CAIRO, June 12 (Xinhua) -- Egyptian intellectuals and artists have been sitting-in at the Culture Ministry, urging the removal of recently-appointed Culture Minister Alaa Abdel-Aziz, whom they allege is trying to implement a Muslim Brotherhood (MB) " domination plan" over the ministry.
The demonstrators' anger was ignited by a spate of sackings within the Culture Ministry run by Abdel-Aziz, including head of Cairo Opera House, Enas Abdel-Dayem; head of the Egyptian General Book Authority, Ahmed Mujahed; and head of the Fine Arts Sector, Salah El-Meligy.
Although the minister said the dismissals were meant to "root out" corruption from the ministry, the protesters believed that such sackings were made to change the identity of the ministry by bringing in new figures loyal to the current ruling Islamist- oriented administration.
"So sorrowfully, the current regime has a plan to 'efface' the identity of the Egyptian culture and to replace it with the MB ideology," filmmaker Khaled Yousuf, who is also spokesman of the protesters, told Xinhua.
Echoing Yousuf's idea, story-writer Gamal al-Ghitany saw that the"intention of dominating the Culture Ministry was revealed since the moment of appointing Abdel-Aziz himself as the culture minister."
"Abdel-Aziz doesn't have any deep shares in the Egyptian culture and was appointed as a minister only for being a columnist for the MB's Freedom and Justice Party's newspaper," said al- Ghitany.

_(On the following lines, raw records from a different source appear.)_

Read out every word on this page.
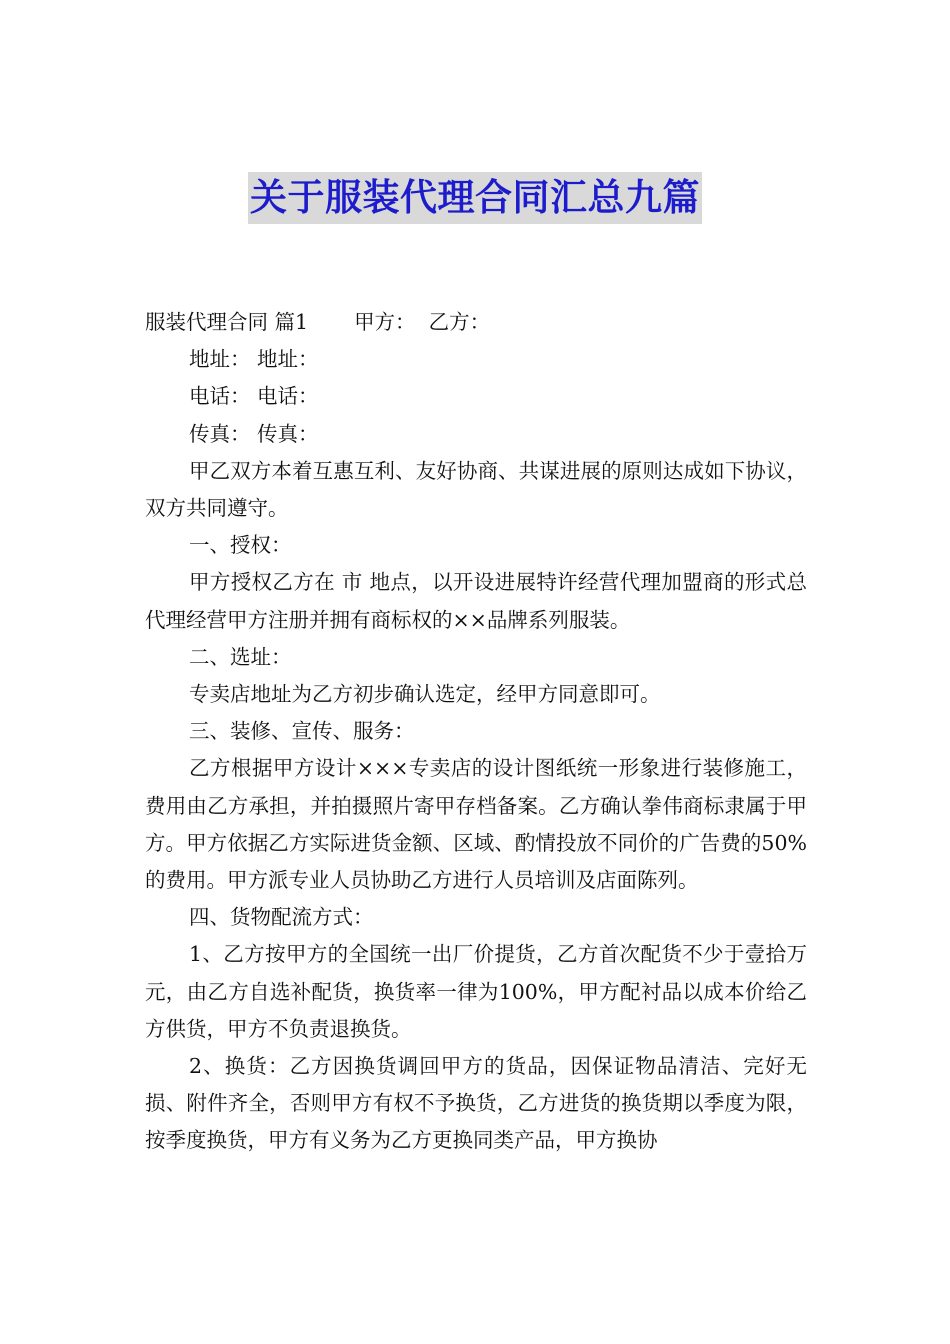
关于服装代理合同汇总九篇
服装代理合同 篇1 甲方： 乙方：
地址： 地址：
电话： 电话：
传真： 传真：

甲乙双方本着互惠互利、友好协商、共谋进展的原则达成如下协议，双方共同遵守。

一、授权：

甲方授权乙方在 市 地点，以开设进展特许经营代理加盟商的形式总代理经营甲方注册并拥有商标权的××品牌系列服装。

二、选址：

专卖店地址为乙方初步确认选定，经甲方同意即可。

三、装修、宣传、服务：

乙方根据甲方设计×××专卖店的设计图纸统一形象进行装修施工，费用由乙方承担，并拍摄照片寄甲存档备案。乙方确认拳伟商标隶属于甲方。甲方依据乙方实际进货金额、区域、酌情投放不同价的广告费的50%的费用。甲方派专业人员协助乙方进行人员培训及店面陈列。

四、货物配流方式：

1、乙方按甲方的全国统一出厂价提货，乙方首次配货不少于壹拾万元，由乙方自选补配货，换货率一律为100%，甲方配衬品以成本价给乙方供货，甲方不负责退换货。

2、换货：乙方因换货调回甲方的货品，因保证物品清洁、完好无损、附件齐全，否则甲方有权不予换货，乙方进货的换货期以季度为限，按季度换货，甲方有义务为乙方更换同类产品，甲方换协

In front of the Culture Ministry premises in Zamalek district of Cairo, protesters on Wednesday were performing different kinds of art during the sit-in such as singing, poetry reading and ballet dancing, amid applause and anti-MB yells.
"Egyptian identify is immortal ... Attempts to 'Brotherhoodize' Egyptian culture will be foiled," read a sign of the protesters.
"We will continue our sit-in until June 30, when we will join the mass demonstrations arranged to be at the Etahdeya presidential palace (against Islamist-oriented President Mohamed Morsi)," Yousuf said.
In their ballet shoes, ballet dancers performed Zobras in front of the ministry building as a challenge hint for Islaimist Shura Council (upper house) member Gamal Hamed, Salafists' Nour Party member, who had described the art of ballet dancing as an "art of nudity" and "indecency" during a council session on May 28.
"If the current leadership is intended to ban ballet, we are going to dance in the street," shouted the ballet-dancing protesters.
Novelist Bahaa Taher, winner of the 2008 International Prize for Arabic Fiction, who was also among the protesters, said the intellectuals would continue their sit-in until Abdel-Aziz's removal.
Taher has resigned from the state-run Supreme Council for Culture, protesting the recent sackings.
Meanwhile, poet and critic Shaban Yousuf said that purifying and rooting out corruption in the Culture Ministry was an urgent demand of the Egyptian culture arena, but it happened from "a MB's point of view."
"Rooting out corruption for them means getting away the diversity of our culture and replacing it with a specific religious identity," Yousuf said.
While the intellectuals and artists urge the dismissal of Abdel- Aziz, Islamists support him as well as the new policies of the ministry. Clashes between the two sides have left at least five people injured on Tuesday.